Explained: Over 40 countries wish to join BRICS; what’s in it for them?
BRICS is an acronym for the five member countries — Brazil, Russia, India, China, and South Africa. The current summit is being held in Johannesburg, South Africa. Image: Twitter/@BRICSza

Explained: Over 40 countries wish to join BRICS; what’s in it for them?

The idea behind the bloc, which started as BRIC, was to provide a platform for members to challenge the hegemony of the West in controlling the world order

Prime Minister Narendra Modi left for South Africa on Tuesday (August 22) to attend the 15th BRICS summit, which will be held from August 22 to 24.

BRICS is an acronym for the five member countries — Brazil, Russia, India, China, and South Africa. But now, over 40 other countries want to join the group as well. Before we get to why they want to do so, here is what BRICS is all about and how it was formed.

Origin of BRICS

Originally, it started as BRIC, with Brazil, Russia, India, and China as the founding members. The then Goldman Sachs chief economist Jim O’Neill coined the term in 2001 in a research paper underlining the growth potential of the four emerging economies.

Much later, in 2009, the bloc was founded at the initiative of Russia but only as an informal club. It is not a formal multilateral organisation like, say, the United Nations. The idea was to provide a platform for its members to challenge the hegemony of the United States and its Western allies in controlling the world order.

Once a year, the heads of state and government of the member nations convene for a summit, and each nation takes up a one-year rotating chairmanship of the bloc.
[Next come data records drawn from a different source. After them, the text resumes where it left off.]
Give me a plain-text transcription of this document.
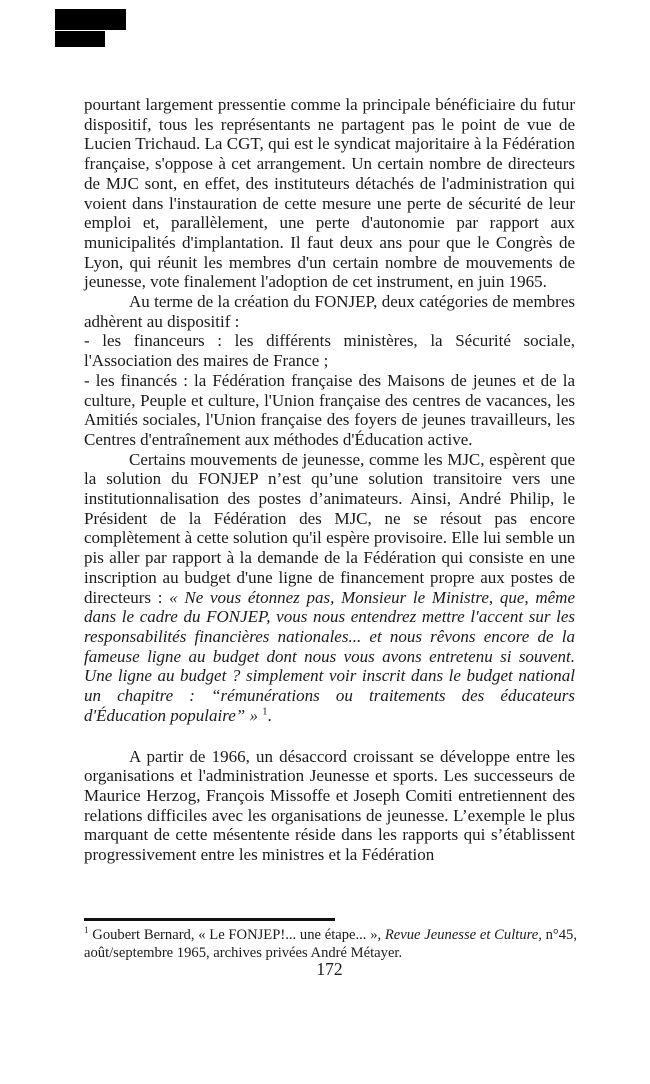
pourtant largement pressentie comme la principale bénéficiaire du futur dispositif, tous les représentants ne partagent pas le point de vue de Lucien Trichaud. La CGT, qui est le syndicat majoritaire à la Fédération française, s'oppose à cet arrangement. Un certain nombre de directeurs de MJC sont, en effet, des instituteurs détachés de l'administration qui voient dans l'instauration de cette mesure une perte de sécurité de leur emploi et, parallèlement, une perte d'autonomie par rapport aux municipalités d'implantation. Il faut deux ans pour que le Congrès de Lyon, qui réunit les membres d'un certain nombre de mouvements de jeunesse, vote finalement l'adoption de cet instrument, en juin 1965.

Au terme de la création du FONJEP, deux catégories de membres adhèrent au dispositif :

- les financeurs : les différents ministères, la Sécurité sociale, l'Association des maires de France ;

- les financés : la Fédération française des Maisons de jeunes et de la culture, Peuple et culture, l'Union française des centres de vacances, les Amitiés sociales, l'Union française des foyers de jeunes travailleurs, les Centres d'entraînement aux méthodes d'Éducation active.

Certains mouvements de jeunesse, comme les MJC, espèrent que la solution du FONJEP n’est qu’une solution transitoire vers une institutionnalisation des postes d’animateurs. Ainsi, André Philip, le Président de la Fédération des MJC, ne se résout pas encore complètement à cette solution qu'il espère provisoire. Elle lui semble un pis aller par rapport à la demande de la Fédération qui consiste en une inscription au budget d'une ligne de financement propre aux postes de directeurs : « Ne vous étonnez pas, Monsieur le Ministre, que, même dans le cadre du FONJEP, vous nous entendrez mettre l'accent sur les responsabilités financières nationales... et nous rêvons encore de la fameuse ligne au budget dont nous vous avons entretenu si souvent. Une ligne au budget ? simplement voir inscrit dans le budget national un chapitre : “rémunérations ou traitements des éducateurs d'Éducation populaire” » $^1$.

A partir de 1966, un désaccord croissant se développe entre les organisations et l'administration Jeunesse et sports. Les successeurs de Maurice Herzog, François Missoffe et Joseph Comiti entretiennent des relations difficiles avec les organisations de jeunesse. L’exemple le plus marquant de cette mésentente réside dans les rapports qui s’établissent progressivement entre les ministres et la Fédération

$^1$ Goubert Bernard, « Le FONJEP!... une étape... », Revue Jeunesse et Culture, n°45, août/septembre 1965, archives privées André Métayer.

172
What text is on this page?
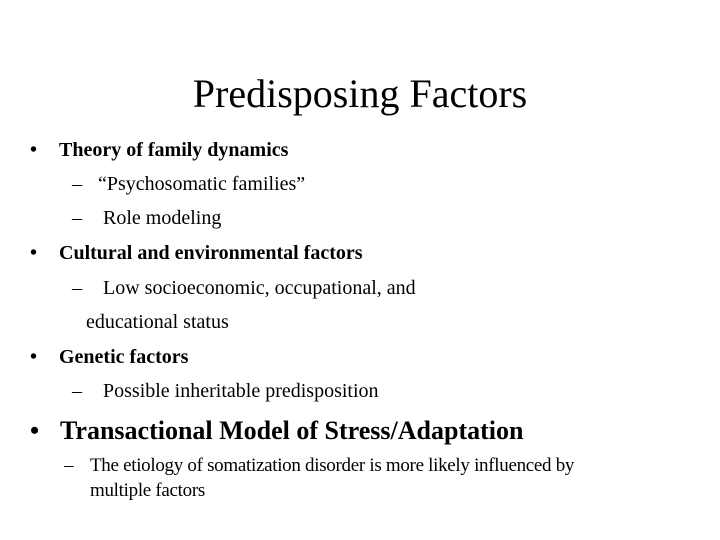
Predisposing Factors
• Theory of family dynamics
– “Psychosomatic families”
– Role modeling
• Cultural and environmental factors
– Low socioeconomic, occupational, and
educational status
• Genetic factors
– Possible inheritable predisposition
• Transactional Model of Stress/Adaptation
– The etiology of somatization disorder is more likely influenced by
multiple factors
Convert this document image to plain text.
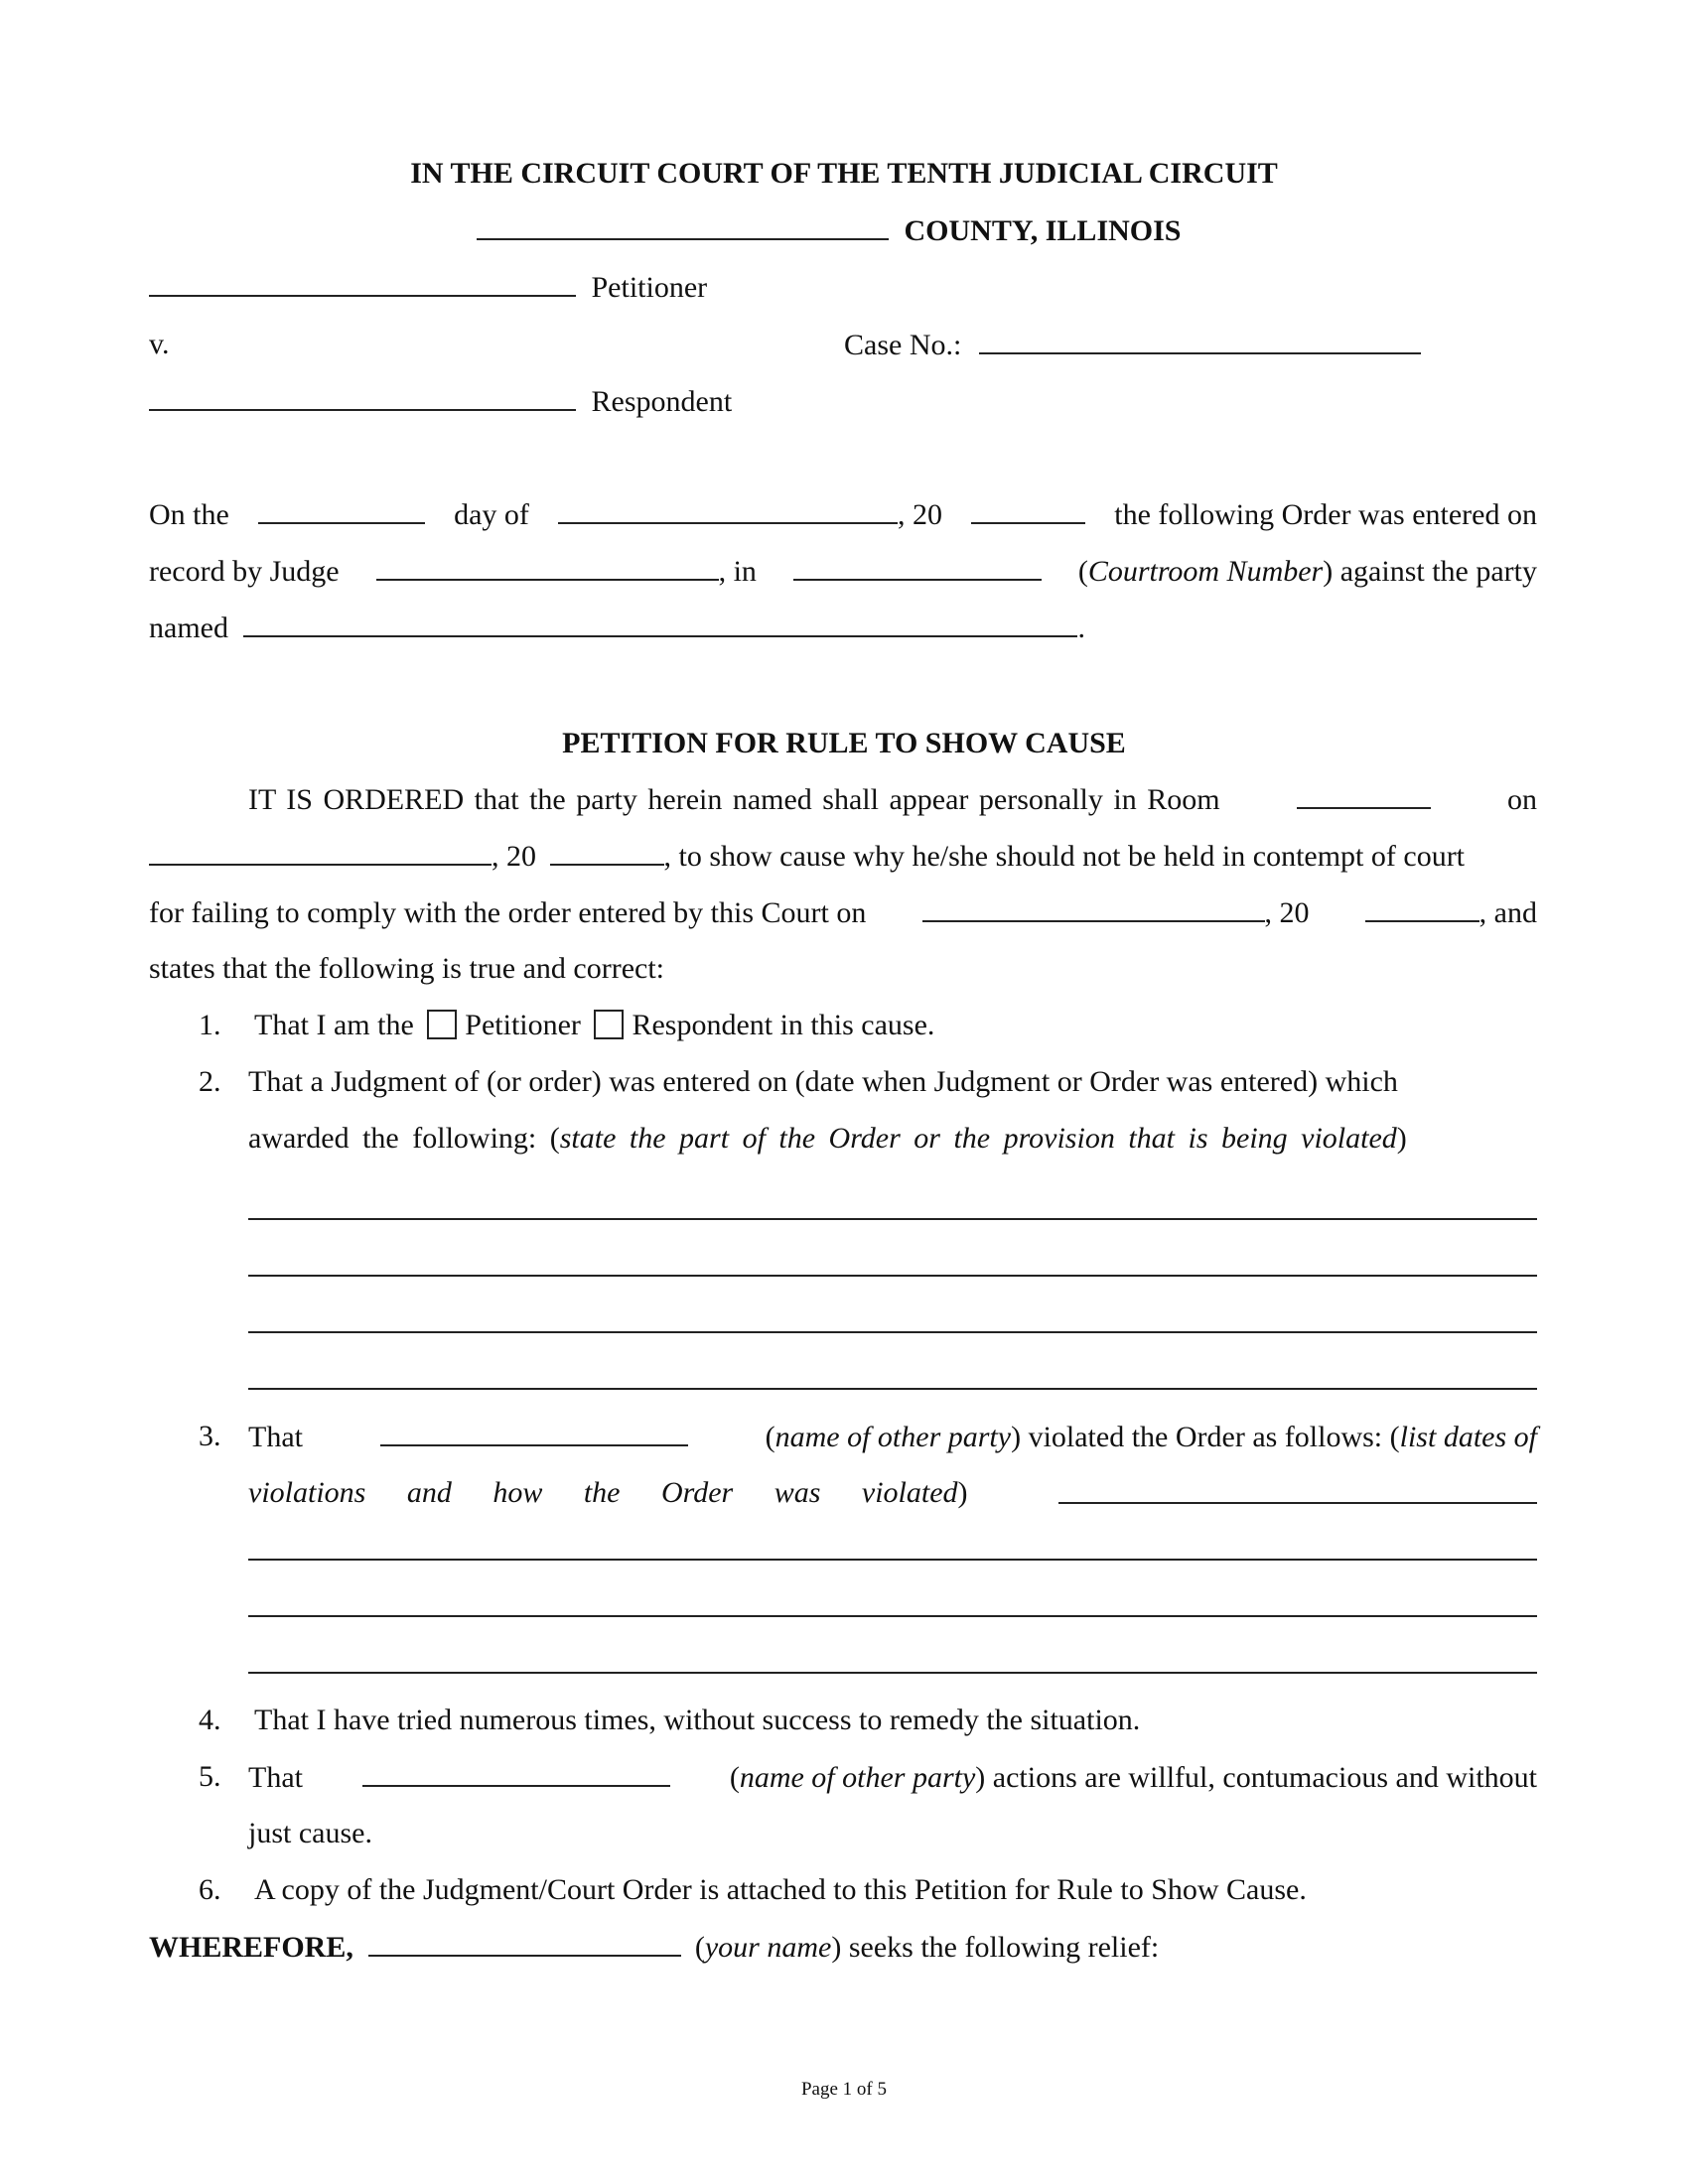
IN THE CIRCUIT COURT OF THE TENTH JUDICIAL CIRCUIT
COUNTY, ILLINOIS
Petitioner
v.	Case No.:
Respondent
On the	day of	, 20	the following Order was entered on
record by Judge	, in	(Courtroom Number) against the party
named	.
PETITION FOR RULE TO SHOW CAUSE
IT IS ORDERED that the party herein named shall appear personally in Room	on
, 20	, to show cause why he/she should not be held in contempt of court
for failing to comply with the order entered by this Court on	, 20	, and
states that the following is true and correct:
1. That I am the Petitioner Respondent in this cause.
2. That a Judgment of (or order) was entered on (date when Judgment or Order was entered) which
awarded the following: (state the part of the Order or the provision that is being violated)
3. That	(name of other party) violated the Order as follows: (list dates of
violations and how the Order was violated)
4. That I have tried numerous times, without success to remedy the situation.
5. That	(name of other party) actions are willful, contumacious and without
just cause.
6. A copy of the Judgment/Court Order is attached to this Petition for Rule to Show Cause.
WHEREFORE,	(your name) seeks the following relief:
Page 1 of 5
A year later, the bloc expanded to include South Africa and became BRICS. Together the countries account for more than 40 per cent of the world population and a quarter of the global economy, with South Africa being the smallest in terms of population and economic power.

All the BRICS countries are part of the Group of 20 (G20) major economies as well. The bloc’s focus includes geopolitics, economic cooperation, and multilateral trade and development.

Which countries want to join BRICS and why

According to the 2023 summit chair South Africa, over 40 countries have expressed interest in joining the bloc. These include Algeria, Argentina, Bolivia, Comoros, Cuba, Democratic Republic of Congo, Egypt, Ethiopia, Gabon, Indonesia, Iran, Kazakhstan, Saudi Arabia, and United Arab Emirates.

One of the major reasons why they want to join the forum is that they view BRICS as an alternative to global bodies dominated by the West. The COVID-19 pandemic brewed a discontent with the global order among developing nations when the rich countries hoarded life-saving vaccines.

They also hope a BRICS membership will allow them to enjoy certain benefits, including development finance and increased trade and investment. The oil-rich Saudi Arabia and some dozen other countries participated in the “Friends of BRICS” talks in Cape Town in June. It has already received Russia and Brazil’s support to join the BRICS.

Argentina had said way back in July 2022 that it had China’s formal support to join the group. Iran, which houses around a quarter of the Middle East’s oil reserves, has hoped that a decision on its membership would be decided “at the earliest”.

Bolivian President Luis Arce, who is expected to attend the summit, has also expressed interest in BRICS membership. His government said last month that it aims to lower its dependence on the US dollar for foreign trade and turn to the Chinese yuan instead. That is in line with the BRICS’ stated aim to reduce dependence on the dollar.

Algeria also said in July that it had applied for a BRICS membership and for being a shareholder in the New Development Bank, informally called the BRICS Bank. The oil-and-gas-rich North African nation seeks to diversify its economy and strengthen its partnership with China and other countries.

Ethiopia, one of Africa’s fastest-growing economies, said in June that it had sought to join the bloc. A foreign ministry spokesman said the country would continue to work with international institutions that could protect its interests.